Ob das nun vorliegende Urteil wirklich so ohne weiteres mit Rechtsprechung zur deliktischen Haftung (Halzband) in Einklang zu bringen ist, wie der BGH annimmt, lässt sich durchaus anzweifeln. Nach Ansicht von Klein ist im vorvertraglichen Bereich das Schadensersatzbegehren zwar i.d.R. auf das negative Interesse begrenzt (vgl. z.B. § 311 Abs. 2 BGB). Die Annahme eines vorvertraglichen Umstandes – der ungenügenden Aufbewahrung des Passwortes – dürfe nicht systemfremd zum Ersatz des positiven Interesses führen (Klein, MMR 2011, 450, 451). Doch wird dabei das Institut der Anscheinsvollmacht nicht hinreichend berücksichtigt. Hier ist anerkannt, dass bereits leichte Fahrlässigkeit des Vertretenen – also gerade eine vorvertragliche Handlung - zur Annahme einer wirksamen Anscheinsvollmacht führen kann. Und die nicht genügende Geheimhaltung der Daten könnte hierfür durchaus genügen. In der Halzband-Entscheidung (Urteil vom 11.3.2009, Az. I ZR 114/06) hatte der BGH z.B. wie folgt ausgeführt, dass eine generelle Verantwortung und Verpflichtung des Inhabers eines Mitgliedskontos bei eBay bestehe, seine Kontaktdaten so unter Verschluss zu halten, dass von ihnen niemand Kenntnis erlangt.

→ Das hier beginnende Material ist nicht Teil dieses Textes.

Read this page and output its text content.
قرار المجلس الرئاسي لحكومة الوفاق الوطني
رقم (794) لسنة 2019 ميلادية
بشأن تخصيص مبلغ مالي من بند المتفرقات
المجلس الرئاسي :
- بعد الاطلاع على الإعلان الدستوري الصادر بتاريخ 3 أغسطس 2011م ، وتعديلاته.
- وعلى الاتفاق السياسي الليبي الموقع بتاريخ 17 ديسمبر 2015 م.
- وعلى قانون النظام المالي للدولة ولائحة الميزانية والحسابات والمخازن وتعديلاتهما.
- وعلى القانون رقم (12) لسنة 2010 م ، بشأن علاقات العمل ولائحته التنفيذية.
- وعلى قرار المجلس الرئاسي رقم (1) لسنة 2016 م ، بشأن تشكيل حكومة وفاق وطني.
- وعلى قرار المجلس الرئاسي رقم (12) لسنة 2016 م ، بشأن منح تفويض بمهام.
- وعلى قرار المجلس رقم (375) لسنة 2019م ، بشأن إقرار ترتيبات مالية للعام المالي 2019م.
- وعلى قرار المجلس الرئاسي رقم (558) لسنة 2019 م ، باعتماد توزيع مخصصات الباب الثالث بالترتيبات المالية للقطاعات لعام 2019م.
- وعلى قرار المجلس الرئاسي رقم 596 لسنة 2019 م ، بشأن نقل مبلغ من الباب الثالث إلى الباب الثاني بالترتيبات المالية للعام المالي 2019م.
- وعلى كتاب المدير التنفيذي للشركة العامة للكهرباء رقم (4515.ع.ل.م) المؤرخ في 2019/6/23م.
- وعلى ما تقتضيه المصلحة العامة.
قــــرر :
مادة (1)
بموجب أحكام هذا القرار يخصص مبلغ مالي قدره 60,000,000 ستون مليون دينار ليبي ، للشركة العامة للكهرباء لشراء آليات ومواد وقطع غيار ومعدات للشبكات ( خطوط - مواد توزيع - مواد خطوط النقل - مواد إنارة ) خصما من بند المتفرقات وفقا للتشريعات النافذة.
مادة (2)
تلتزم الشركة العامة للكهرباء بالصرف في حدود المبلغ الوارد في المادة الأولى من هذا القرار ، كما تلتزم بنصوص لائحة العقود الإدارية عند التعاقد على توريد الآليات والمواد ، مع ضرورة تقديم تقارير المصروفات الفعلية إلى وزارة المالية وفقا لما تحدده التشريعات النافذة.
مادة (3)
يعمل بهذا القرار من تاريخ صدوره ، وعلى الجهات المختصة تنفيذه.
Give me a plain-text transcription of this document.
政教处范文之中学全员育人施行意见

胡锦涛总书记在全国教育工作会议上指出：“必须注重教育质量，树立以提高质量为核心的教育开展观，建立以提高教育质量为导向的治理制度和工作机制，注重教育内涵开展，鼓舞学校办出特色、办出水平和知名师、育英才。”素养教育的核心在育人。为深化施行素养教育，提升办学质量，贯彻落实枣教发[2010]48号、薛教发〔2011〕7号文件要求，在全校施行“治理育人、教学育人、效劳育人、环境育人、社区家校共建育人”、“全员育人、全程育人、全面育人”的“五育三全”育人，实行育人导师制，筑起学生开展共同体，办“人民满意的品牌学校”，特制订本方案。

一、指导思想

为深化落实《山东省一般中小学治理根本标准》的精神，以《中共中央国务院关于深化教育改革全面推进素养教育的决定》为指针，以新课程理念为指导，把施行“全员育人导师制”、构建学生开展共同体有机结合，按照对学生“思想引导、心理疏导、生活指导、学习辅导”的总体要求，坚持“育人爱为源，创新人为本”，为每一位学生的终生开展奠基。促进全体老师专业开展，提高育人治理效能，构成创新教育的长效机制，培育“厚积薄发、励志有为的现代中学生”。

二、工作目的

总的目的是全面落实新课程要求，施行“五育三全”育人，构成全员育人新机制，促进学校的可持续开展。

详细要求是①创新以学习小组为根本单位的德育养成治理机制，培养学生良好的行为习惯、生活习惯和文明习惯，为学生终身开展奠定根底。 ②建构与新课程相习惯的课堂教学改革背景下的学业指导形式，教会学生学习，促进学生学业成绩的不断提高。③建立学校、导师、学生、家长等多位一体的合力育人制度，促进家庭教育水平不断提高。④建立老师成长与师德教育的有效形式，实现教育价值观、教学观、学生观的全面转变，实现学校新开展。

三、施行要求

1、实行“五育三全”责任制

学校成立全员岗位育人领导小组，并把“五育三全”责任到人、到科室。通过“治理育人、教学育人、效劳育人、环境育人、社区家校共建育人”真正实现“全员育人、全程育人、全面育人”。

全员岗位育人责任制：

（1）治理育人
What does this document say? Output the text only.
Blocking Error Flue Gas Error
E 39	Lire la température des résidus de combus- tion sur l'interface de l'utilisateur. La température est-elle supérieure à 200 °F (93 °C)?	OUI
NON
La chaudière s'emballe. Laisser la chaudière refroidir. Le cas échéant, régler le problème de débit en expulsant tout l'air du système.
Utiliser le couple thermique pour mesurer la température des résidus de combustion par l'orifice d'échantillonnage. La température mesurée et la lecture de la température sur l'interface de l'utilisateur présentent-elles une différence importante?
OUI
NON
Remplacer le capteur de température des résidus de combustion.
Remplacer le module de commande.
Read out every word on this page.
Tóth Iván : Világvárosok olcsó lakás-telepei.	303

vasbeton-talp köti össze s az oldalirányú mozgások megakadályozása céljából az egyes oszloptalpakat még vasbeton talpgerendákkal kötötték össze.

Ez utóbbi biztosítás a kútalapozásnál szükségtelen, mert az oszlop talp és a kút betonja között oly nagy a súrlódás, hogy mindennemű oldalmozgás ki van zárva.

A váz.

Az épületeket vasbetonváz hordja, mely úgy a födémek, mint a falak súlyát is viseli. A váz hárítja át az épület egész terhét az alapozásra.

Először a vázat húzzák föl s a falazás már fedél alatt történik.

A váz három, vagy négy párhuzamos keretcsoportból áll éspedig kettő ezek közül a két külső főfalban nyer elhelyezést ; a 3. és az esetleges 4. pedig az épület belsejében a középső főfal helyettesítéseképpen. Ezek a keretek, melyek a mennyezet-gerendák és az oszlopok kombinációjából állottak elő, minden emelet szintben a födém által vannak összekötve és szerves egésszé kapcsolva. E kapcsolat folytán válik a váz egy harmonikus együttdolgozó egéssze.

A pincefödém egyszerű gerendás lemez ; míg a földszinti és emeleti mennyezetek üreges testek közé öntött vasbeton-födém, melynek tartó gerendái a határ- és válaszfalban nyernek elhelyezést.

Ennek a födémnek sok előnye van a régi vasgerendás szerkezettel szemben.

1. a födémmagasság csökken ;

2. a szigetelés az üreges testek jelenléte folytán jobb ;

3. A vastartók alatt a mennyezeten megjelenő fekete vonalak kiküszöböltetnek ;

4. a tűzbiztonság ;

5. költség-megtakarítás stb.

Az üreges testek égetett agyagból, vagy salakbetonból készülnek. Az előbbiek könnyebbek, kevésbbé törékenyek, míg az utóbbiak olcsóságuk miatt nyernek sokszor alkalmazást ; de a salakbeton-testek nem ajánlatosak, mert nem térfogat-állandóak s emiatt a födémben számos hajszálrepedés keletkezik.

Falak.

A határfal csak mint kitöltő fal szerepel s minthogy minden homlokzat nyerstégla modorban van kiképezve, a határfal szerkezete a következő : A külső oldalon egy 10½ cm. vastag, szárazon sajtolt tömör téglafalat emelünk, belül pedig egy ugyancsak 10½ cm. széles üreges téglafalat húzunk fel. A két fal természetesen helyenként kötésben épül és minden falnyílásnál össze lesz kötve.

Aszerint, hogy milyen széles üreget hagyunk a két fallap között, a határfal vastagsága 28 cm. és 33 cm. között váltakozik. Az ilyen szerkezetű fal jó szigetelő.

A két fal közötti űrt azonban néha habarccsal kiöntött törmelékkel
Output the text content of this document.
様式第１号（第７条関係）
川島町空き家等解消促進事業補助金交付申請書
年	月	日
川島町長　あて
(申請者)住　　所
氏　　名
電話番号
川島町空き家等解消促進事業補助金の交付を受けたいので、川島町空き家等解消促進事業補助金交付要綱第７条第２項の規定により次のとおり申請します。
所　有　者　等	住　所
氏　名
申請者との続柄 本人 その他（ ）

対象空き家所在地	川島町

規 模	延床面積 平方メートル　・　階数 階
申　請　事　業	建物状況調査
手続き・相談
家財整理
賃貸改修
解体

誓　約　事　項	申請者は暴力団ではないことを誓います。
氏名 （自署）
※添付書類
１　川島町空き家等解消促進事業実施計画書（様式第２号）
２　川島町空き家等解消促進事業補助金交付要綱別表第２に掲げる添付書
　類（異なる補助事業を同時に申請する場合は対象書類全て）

Und weiter: „Der Grund für die Haftung desjenigen, der seine Kontaktdaten nicht unter Verschluss gehalten hat, besteht vielmehr in der von ihm geschaffenen Gefahr, dass für den Verkehr Unklarheiten darüber entstehen können, welche Person unter dem betreffenden Mitgliedskonto bei eBay gehandelt hat, und dadurch die Möglichkeiten, den Handelnden zu identifizieren und gegebenenfalls (rechtsgeschäftlich oder deliktisch) in Anspruch zu nehmen, erheblich beeinträchtigt werden.“

 

Im Ergebnis hat der BGH jedoch mit dem Urteil nunmehr klargestellt, dass der Inhaber eines eBay-Accounts nicht automatisch auch immer Vertragspartner wird, wenn unter diesem Handel getrieben wird. Nur unter den Voraussetzungen einer Anscheins- oder Duldungsvollmacht wird er selber verpflichtet. Wer also z.B. genau weiß, dass der Ehemann den eigenen Account benutzt und dies hinnimmt, wird selber Vertragspartner und kann sich nicht auf einen Missbrauch des Accounts berufen.

 

Zumindest wenn der Account von einem Familienangehörigen genutzt wurde, wird der Inhaber über die „Familienkasse“ mittelbar mitbelastet werden. Die entsprechende Anwendung des Vertretungsrechts führt auch zu § 179 BGB analog. Der Nutzer des Accounts ist letztlich zu Erfüllung oder Schadensersatz verpflichtet.